You have two ways of getting general liability insurance and each has its pros and cons. Sometimes, an employer/client will add you on as an additional insured. Sometimes, the client may put you on their policy as an additional insured but it's more cost effective for the client to ask that you buy your own general liability coverage.
If this type of insurance is required of you before you begin work, you can buy a competitive rate for general liability insurance quotes by visiting here. You always want to shop rates or have a trustworthy source like SmartFinancial help you compare quotes before you choose.
What Is Advertising Injury?
Marketing professionals need commercial general liability insurance too or else the company employing marketing professionals needs it. For instance, let's say that you hired a copywriter for your agency and that person created an advertising campaign you thought was great. After it aired, another company brought a claim against your company because they used the idea first. If that person's claims are legitimate, you'd be covered by general liability insurance. The same is true if you infringe on a copyright or slogan.
Most companies that advertise are prone to having a claim brought against them for a variety of reasons. With so many project managers, barbers, beauticians, estheticians and even engineers vying for the same wording for their products or services, advertising injury claims are more common than ever.

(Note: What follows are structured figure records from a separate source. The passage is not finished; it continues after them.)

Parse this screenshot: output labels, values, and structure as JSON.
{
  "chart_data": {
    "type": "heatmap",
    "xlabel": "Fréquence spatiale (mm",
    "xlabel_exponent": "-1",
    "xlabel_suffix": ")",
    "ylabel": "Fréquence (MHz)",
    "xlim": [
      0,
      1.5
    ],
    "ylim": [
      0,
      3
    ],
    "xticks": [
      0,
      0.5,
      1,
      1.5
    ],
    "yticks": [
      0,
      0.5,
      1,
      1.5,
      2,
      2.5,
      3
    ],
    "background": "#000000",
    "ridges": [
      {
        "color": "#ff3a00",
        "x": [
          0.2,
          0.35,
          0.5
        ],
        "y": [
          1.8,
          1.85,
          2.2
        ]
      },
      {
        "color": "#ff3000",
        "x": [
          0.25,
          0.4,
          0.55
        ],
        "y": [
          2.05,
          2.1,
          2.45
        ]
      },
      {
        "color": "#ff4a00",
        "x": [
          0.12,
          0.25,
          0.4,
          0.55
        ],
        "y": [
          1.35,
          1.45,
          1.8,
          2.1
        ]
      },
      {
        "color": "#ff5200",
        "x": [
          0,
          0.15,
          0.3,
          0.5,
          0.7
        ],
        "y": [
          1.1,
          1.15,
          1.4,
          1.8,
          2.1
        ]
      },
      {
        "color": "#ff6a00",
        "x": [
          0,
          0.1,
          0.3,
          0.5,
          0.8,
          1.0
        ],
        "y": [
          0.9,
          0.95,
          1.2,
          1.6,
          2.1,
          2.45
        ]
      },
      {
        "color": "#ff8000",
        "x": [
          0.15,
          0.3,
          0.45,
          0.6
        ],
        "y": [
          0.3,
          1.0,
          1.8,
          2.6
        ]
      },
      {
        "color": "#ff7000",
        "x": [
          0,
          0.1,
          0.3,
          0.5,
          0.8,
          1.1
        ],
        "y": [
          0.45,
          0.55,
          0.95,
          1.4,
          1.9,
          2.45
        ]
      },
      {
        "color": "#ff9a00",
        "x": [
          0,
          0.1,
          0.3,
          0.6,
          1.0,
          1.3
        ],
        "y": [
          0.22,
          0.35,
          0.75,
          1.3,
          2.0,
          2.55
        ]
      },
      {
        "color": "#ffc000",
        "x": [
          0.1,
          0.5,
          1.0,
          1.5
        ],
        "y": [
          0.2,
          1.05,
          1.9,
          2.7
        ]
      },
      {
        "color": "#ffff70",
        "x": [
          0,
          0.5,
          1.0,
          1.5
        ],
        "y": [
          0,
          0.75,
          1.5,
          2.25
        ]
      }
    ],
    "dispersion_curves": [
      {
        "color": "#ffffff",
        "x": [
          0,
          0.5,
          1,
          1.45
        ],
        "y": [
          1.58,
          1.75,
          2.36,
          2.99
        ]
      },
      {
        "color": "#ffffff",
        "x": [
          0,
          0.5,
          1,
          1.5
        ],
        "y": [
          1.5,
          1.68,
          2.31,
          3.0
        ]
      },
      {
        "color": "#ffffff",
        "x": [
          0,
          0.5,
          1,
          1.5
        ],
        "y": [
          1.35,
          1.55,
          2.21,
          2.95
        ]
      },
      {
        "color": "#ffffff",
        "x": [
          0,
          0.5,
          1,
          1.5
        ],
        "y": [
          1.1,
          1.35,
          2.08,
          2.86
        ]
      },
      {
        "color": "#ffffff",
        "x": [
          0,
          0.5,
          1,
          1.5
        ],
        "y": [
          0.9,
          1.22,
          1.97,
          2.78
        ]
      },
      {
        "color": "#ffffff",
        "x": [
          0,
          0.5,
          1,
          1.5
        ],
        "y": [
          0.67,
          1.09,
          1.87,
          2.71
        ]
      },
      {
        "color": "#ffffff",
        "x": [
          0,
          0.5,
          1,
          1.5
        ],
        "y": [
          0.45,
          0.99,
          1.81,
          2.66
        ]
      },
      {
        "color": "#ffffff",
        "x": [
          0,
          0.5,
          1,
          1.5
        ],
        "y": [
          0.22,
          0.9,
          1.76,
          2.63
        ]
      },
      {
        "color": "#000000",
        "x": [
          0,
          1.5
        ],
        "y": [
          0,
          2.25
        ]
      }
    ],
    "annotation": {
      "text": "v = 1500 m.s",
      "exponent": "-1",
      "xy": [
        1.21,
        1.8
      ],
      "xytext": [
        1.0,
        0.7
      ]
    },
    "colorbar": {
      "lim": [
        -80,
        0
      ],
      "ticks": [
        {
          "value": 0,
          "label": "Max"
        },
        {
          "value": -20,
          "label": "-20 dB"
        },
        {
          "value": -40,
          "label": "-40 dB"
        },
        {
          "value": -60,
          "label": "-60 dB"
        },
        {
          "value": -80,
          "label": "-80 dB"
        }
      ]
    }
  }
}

Will My Defense Bills Be Covered?
Many professions are prone to lawsuits, including writers, spas, therapists, counselors, salons, insurance agents, accountants, real estate agents, photographers, computer programmers and more. If you fall into any category of professions that is similar to the ones listed above and you are working as a consultant or freelance, it's important to keep in mind that general liability insurance will cover legal fees. Even if the claim against you is groundless, you will still need defense, which can cost lots of money. A small business can easily eat its profit fighting charges without the right insurance coverage.
Why Should I Also Buy an Errors and Omission Insurance
Errors and Omission (E&O) is a type of coverage that can help alleviate some problems for you professionally. In any position where you can be accused of negligence or doing inadequate or sub-par work, you can be sued. E&O is especially beneficial if you are a contractor, freelancer or a business owner of any kind.
For an example of how E&O provides protection, let's say you're a computer programmer or an IT professional in charge of a client's website. If the website gets attacked by hackers and there is a data breach, you may be held liable because you were negligent in securing the website's data. Errors and omission insurance would cover legal bills that a general liability insurance policy alone would not cover.